Much of the certification process depends on the state in which you plan to practice. I am in MA, and we have the most stringent regulations for school nursing in the country. I am a PNP with MSN, and have my RN and BSN from a four year university, and STILL had to work for at least two years FT in pediatrics, community health, or similar, just to get my initial school nurse certification, as well as attend numerous mandated trainings. I am not eligible to get my "professional" license until I finish this school year. The National Certification Exam requires at least two years of full time work as a school nurse.

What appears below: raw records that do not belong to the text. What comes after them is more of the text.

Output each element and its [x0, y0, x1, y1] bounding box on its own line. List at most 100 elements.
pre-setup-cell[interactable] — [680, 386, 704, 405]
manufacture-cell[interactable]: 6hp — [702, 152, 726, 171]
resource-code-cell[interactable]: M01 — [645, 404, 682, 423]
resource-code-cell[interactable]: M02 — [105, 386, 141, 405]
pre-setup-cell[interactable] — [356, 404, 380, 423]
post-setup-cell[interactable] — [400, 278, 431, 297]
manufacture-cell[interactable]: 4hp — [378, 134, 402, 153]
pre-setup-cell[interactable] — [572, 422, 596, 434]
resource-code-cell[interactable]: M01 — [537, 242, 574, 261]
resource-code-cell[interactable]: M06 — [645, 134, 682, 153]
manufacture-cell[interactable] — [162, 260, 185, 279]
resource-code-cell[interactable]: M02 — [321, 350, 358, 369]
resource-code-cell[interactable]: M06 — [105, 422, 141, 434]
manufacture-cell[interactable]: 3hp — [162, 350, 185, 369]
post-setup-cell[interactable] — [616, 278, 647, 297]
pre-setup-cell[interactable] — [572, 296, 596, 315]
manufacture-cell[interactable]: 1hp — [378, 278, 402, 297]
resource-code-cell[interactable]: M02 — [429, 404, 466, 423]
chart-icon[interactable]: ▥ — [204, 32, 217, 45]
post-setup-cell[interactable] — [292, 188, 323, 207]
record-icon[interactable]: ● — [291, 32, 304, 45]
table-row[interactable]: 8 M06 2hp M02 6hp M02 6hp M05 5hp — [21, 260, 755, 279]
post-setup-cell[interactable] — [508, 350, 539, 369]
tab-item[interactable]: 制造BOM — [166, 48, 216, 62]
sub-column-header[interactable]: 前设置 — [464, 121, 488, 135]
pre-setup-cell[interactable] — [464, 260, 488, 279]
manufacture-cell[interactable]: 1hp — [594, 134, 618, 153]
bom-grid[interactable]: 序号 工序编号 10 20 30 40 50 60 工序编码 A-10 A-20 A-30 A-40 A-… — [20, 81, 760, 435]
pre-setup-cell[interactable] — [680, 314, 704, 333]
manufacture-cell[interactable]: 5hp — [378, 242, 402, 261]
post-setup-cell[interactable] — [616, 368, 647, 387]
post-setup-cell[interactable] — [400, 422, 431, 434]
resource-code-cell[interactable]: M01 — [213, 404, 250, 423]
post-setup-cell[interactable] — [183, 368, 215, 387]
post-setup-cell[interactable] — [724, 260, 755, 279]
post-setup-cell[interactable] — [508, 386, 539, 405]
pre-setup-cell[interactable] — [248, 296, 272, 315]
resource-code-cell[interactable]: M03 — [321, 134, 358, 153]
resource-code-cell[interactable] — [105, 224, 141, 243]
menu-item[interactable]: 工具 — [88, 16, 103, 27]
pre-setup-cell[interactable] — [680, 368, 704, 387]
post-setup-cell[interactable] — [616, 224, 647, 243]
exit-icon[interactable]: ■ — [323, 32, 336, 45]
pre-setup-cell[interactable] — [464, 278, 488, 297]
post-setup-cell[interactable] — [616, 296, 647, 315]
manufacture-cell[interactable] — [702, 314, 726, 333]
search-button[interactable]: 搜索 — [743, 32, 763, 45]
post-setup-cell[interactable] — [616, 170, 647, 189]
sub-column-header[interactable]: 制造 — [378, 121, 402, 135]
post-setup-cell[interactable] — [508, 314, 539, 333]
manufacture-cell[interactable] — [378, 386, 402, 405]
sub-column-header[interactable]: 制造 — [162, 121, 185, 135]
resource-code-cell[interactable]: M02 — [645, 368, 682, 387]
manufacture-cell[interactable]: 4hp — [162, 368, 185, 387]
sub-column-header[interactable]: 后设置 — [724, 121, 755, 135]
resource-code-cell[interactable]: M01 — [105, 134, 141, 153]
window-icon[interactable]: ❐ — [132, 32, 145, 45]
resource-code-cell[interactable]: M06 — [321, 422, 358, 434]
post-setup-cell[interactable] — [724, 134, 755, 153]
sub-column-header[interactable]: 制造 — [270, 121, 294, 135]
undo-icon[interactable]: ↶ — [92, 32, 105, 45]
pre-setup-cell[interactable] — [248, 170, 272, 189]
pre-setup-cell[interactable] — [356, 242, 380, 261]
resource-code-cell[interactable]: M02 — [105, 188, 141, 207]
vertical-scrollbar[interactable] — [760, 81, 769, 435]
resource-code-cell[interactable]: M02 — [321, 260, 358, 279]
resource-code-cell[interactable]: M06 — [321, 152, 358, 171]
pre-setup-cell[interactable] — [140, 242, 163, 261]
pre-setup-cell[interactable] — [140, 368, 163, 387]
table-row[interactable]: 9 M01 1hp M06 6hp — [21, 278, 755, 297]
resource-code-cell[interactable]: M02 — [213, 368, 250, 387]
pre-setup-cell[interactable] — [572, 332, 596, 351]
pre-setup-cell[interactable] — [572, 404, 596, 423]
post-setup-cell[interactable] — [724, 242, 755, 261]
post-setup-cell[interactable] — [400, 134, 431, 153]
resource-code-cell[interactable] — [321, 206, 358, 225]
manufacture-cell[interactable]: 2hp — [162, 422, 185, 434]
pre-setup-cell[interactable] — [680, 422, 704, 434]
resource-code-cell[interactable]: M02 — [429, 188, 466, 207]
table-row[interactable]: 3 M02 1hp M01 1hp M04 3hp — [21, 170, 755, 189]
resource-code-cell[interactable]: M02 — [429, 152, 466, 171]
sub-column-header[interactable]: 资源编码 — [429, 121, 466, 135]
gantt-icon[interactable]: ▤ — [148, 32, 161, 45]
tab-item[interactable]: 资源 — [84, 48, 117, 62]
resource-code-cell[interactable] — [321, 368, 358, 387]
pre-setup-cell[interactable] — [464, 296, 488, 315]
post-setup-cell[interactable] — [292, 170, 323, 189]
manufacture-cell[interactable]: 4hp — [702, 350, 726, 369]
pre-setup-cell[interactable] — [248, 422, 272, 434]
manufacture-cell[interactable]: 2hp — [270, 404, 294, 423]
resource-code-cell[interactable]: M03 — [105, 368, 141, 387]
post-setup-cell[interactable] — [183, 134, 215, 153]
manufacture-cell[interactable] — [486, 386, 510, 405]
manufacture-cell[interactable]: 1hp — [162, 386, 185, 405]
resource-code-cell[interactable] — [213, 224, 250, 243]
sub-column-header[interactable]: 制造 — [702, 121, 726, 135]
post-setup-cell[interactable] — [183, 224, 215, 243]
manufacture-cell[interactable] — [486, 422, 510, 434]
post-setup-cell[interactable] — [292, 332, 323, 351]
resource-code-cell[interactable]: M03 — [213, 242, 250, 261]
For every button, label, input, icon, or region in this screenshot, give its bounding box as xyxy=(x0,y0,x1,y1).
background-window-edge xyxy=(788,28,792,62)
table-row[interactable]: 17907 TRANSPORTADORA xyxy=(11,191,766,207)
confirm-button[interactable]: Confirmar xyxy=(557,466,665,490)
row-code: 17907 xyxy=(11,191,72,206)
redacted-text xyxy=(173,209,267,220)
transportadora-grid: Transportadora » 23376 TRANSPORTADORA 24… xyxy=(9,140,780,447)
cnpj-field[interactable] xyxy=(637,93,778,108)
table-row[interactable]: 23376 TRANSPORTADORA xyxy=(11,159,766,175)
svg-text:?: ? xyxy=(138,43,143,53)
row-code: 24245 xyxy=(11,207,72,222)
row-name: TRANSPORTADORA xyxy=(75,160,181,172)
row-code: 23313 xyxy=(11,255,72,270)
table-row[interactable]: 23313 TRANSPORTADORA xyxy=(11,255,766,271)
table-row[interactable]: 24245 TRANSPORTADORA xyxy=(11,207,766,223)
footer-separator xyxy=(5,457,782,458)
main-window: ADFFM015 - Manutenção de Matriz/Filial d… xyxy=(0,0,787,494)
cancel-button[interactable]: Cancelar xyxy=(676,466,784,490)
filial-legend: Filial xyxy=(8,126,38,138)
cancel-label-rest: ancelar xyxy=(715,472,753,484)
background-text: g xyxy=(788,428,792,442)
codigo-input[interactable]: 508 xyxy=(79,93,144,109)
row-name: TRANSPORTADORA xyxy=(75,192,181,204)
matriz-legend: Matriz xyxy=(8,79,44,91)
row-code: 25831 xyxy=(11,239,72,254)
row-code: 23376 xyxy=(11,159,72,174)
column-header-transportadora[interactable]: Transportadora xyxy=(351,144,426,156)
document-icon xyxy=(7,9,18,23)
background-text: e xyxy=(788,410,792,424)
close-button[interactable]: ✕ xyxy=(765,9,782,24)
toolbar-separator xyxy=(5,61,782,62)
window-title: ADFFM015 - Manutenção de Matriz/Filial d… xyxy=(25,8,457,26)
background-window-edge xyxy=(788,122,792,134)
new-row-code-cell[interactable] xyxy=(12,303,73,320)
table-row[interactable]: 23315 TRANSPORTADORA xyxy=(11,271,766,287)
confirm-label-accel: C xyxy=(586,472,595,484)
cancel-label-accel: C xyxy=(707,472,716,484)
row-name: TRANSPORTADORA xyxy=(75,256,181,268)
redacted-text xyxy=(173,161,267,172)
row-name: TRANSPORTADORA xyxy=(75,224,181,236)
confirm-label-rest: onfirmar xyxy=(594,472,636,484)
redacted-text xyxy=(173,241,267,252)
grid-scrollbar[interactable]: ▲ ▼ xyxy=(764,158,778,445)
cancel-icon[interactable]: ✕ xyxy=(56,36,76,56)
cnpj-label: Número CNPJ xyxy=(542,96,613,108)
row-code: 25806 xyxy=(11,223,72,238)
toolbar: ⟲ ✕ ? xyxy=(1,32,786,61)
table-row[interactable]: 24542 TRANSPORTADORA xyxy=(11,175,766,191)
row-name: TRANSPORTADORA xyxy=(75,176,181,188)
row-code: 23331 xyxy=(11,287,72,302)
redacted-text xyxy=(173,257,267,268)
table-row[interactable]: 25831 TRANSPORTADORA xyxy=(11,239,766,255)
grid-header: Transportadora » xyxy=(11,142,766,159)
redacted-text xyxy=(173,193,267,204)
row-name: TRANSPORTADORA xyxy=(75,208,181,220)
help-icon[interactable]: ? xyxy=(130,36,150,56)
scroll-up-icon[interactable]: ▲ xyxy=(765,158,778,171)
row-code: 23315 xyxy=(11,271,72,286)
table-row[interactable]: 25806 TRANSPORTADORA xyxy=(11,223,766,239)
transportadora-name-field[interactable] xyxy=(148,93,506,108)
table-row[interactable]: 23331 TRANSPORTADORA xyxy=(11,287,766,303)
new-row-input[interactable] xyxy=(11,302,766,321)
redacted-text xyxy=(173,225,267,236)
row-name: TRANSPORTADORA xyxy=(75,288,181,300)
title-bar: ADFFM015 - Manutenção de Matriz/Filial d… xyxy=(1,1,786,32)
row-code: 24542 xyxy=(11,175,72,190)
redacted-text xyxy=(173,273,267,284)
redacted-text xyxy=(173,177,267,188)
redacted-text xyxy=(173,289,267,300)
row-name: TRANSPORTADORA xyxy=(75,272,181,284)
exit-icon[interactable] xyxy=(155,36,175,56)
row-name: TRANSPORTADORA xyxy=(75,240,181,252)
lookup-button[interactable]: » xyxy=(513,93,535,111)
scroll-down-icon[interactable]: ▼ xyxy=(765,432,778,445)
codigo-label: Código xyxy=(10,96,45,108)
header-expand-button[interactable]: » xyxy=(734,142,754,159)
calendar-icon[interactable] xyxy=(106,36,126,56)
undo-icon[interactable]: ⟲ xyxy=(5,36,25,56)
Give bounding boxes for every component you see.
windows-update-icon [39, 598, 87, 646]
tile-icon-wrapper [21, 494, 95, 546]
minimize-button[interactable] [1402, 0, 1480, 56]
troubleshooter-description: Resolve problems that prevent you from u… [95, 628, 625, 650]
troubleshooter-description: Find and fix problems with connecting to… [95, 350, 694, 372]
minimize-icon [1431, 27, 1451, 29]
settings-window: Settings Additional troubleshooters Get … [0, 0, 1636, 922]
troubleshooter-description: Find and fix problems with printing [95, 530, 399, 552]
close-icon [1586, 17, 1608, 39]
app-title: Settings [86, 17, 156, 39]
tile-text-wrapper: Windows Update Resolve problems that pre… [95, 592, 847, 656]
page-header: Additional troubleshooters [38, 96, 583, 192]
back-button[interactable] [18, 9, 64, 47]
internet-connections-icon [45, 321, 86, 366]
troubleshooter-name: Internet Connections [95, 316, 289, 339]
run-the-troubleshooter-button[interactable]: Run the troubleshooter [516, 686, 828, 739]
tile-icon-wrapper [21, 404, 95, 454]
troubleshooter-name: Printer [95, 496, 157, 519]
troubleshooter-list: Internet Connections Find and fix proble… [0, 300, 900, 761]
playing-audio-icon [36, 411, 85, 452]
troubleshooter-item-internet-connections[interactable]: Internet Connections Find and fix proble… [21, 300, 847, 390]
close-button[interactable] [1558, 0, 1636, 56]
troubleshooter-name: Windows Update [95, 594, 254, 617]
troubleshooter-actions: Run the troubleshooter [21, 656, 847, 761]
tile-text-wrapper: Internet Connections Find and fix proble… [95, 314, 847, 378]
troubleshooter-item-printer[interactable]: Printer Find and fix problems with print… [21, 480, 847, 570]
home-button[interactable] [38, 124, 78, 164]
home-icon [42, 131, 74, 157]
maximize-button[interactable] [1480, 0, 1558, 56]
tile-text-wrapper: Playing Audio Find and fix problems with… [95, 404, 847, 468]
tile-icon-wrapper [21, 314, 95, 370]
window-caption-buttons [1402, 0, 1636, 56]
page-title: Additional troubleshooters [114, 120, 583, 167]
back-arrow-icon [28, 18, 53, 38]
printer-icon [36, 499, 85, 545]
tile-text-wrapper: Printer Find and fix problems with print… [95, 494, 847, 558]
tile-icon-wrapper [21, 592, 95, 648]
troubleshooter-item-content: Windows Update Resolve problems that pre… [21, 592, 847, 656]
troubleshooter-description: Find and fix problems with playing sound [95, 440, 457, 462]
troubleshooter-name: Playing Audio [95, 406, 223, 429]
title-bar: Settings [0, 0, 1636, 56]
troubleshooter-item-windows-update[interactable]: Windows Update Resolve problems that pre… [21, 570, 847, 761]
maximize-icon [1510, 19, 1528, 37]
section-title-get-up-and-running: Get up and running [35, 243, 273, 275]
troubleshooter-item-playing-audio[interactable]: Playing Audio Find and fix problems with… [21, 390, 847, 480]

I would look into your states regulations and follow the path that gives you the best exposure to relevant experience. Good luck.

Thank you for your info! it seems you absolutely do have more stringent policies in your state. I am in PA. You take four masters level courses to get certified, along with 100 hours clinical experience which I did in elementary, special ed, highschoool and middle school, and a certification is what most schools are looking for (they do prefer a BSN as well). Then at some point you have to get a Masters degree to make it a "permanent" certification, or do a ton of CEU's to keep it active. Most of the Certified School Nurses I know do NOT have their MSN, they got a Masters in things like school health services, etc. I have been working triage and home care for all different populations for almost 9 years.

Are there any PA school nurses out there who have any insight? I didn't know if differed state to state so much !

Here is a link for certification requirements for PA. Are you emergency certified? Because I thought you had to have taken a PA Dept. of Ed. approved school nurse course prior to becoming a CSN?

Bad Request

Specializes in School Nursing.

PA Nurse over here!

I did CSN via the Graduate Course route, so I already I had my BSN.

I did my BSN at Ohio University in 1 year with a hefty schedule, Clinical was presenting research on changes that could be made to your current practice, I did a very involved presentation/paper on Concussions in School Setting - head injuries at school, at home, and return to school programs.

My CSN was the standard requirement for PA - 100 clinical hours dispersed over the demographics.

The CSN courses are 1/2 of a Masters in Education in most universities. I put that on "hold" right now to do my MSN in Nurse Education at a different university and then I'll do the M.Ed once I'm done. This is so if I decide to change careers due to life events I am not limited by the "Education" part of grad school and still have a Graduate level Nursing degree.

Having 2 Masters will secure solid Horizontal movement across the pay scale, since CSNs are on the Teacher contract in regards to pay.

I assume your Special Ed school is non-public, so the rules/benefits may be different.

I am fully certified, I got my Certification at Eastern University. They used to require that you have a BSN, but now they just want to see a Bachelors degree. However, I am finding employers still want to see that BSN, but I was still hired without it. I hope to get both my BSN and MSN online with tuition assistance. I think Chamberlain is the best fit right now , but we will see.

Specializes in school nursing, ortho, trauma.

i've been humming and hawwing about getting a graduate degree for some time now. I think i'm finally ready to do it. I am not necessarily planning on getting a msn. One of the schools on my short list while i was scouting was Aspen though or possibly western governor's u.